Recordar é viver. Todo o dinheiro obtido com a venda dos lanches Big Mac, na data, é destinado para financiar o Instituto Ronald McDonald, que fomenta iniciativas de combate ao câncer infantil. Como demonstram os relatórios da entidade, esta é a principal forma de angariamento de recursos que ela dispõe. A segunda fonte de financiamento mais importante são os cofrinhos disponíveis nas lojas do McDonald’s, onde os consumidores podem voluntariamente depositar o troco que recebem para apoiar o instituto.

Ocorre, no entanto, que a arrecadação oriunda dos cofrinhos também acompanha os outros números ladeira abaixo. Em 2013, as caixinhas colocadas nos restaurantes do McDonald’s angariaram, em valores reais, R$ 6,06 milhões; e em 2018, R$ 3,40 milhões.

Oficialmente, os relatórios do Instituto Ronald McDonald falam das conquistas alcançadas pelo evento, exaltando o crescimento dos números em vendas e arrecadação de um ano para o outro. Mas isso só funciona até a página dois. Os documentos se fundamentam em valores nominais, e não reais. Isto é, baseiam-se nas quantidades correspondentes ao valor em dinheiro exclusivo daqueles anos, sem que haja a devida correção de acordo com o índice da inflação acumulada no período.

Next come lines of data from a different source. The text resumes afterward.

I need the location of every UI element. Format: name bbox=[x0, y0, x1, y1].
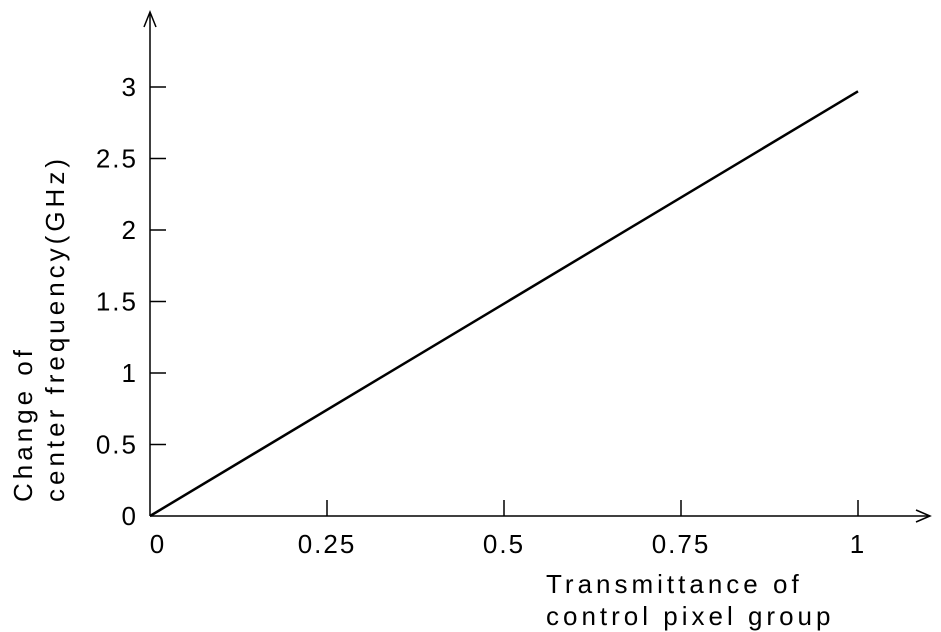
y-tick-label: 1.5 bbox=[96, 287, 138, 317]
y-tick-label: 0.5 bbox=[96, 430, 138, 460]
x-axis-title-line-1: Transmittance of bbox=[546, 569, 803, 599]
y-axis-title-line-2: center frequency(GHz) bbox=[40, 155, 70, 502]
series-group bbox=[150, 91, 858, 516]
axes bbox=[144, 12, 930, 522]
y-tick-label: 3 bbox=[122, 72, 138, 102]
x-axis-title-line-2: control pixel group bbox=[546, 601, 834, 631]
x-tick-label: 0.25 bbox=[298, 529, 357, 559]
y-axis-title-line-1: Change of bbox=[8, 346, 38, 502]
y-tick-label: 2.5 bbox=[96, 144, 138, 174]
x-tick-label: 0.75 bbox=[652, 529, 711, 559]
y-tick-label: 0 bbox=[122, 501, 138, 531]
series-line bbox=[150, 91, 858, 516]
y-tick-label: 2 bbox=[122, 215, 138, 245]
x-tick-label: 1 bbox=[850, 529, 866, 559]
y-ticks: 0 0.5 1 1.5 2 2.5 3 bbox=[96, 72, 166, 531]
x-tick-label: 0 bbox=[150, 529, 166, 559]
x-ticks: 0 0.25 0.5 0.75 1 bbox=[150, 500, 866, 559]
x-tick-label: 0.5 bbox=[483, 529, 525, 559]
y-tick-label: 1 bbox=[122, 358, 138, 388]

Com esta metodologia, que não leva em conta as mudanças no poder de compra da moeda em circulação, o McDia Feliz tropeçou em arrecadação apenas duas vezes nos últimos seis anos. Em 2015, conseguiu R$22,11 milhões, ou R$ 370 mil a menos em do que em 2014, quando reuniu R$22,48 milhões. E em 2018, angariou R$24,64 milhões, R$ 710 mil a menos do que em 2017, quando arrecadou R$25,35 milhões.

Fonte: Relatório de atividades do Instituto Ronald McDonald

A história é bem outra, assim que os números são corrigidos conforme o Índice de Preços ao Consumidor Amplo (IPCA), do Instituto Brasileiro de Geografia e Estatística (IBGE), um dos principais coeficientes para medir a inflação acumulada no Brasil. Valores corrigidos de acordo com o IPCA são chamados de valores reais, enquanto aqueles sem correção denominam-se valores nominais.

Em valores reais, há uma queda ininterrupta de arrecadação tanto no McDia Feliz quanto nos cofrinhos dos restaurantes do McDonalds. Em 2013, o evento angariou R$ 31,59 milhões contra R$ 26,22 milhões em 2018. As caixinhas de contribuição voluntária, por sua vez, arrecadaram R$ 6,06 milhões em 2013 e R$ 3,40 milhões em 2018.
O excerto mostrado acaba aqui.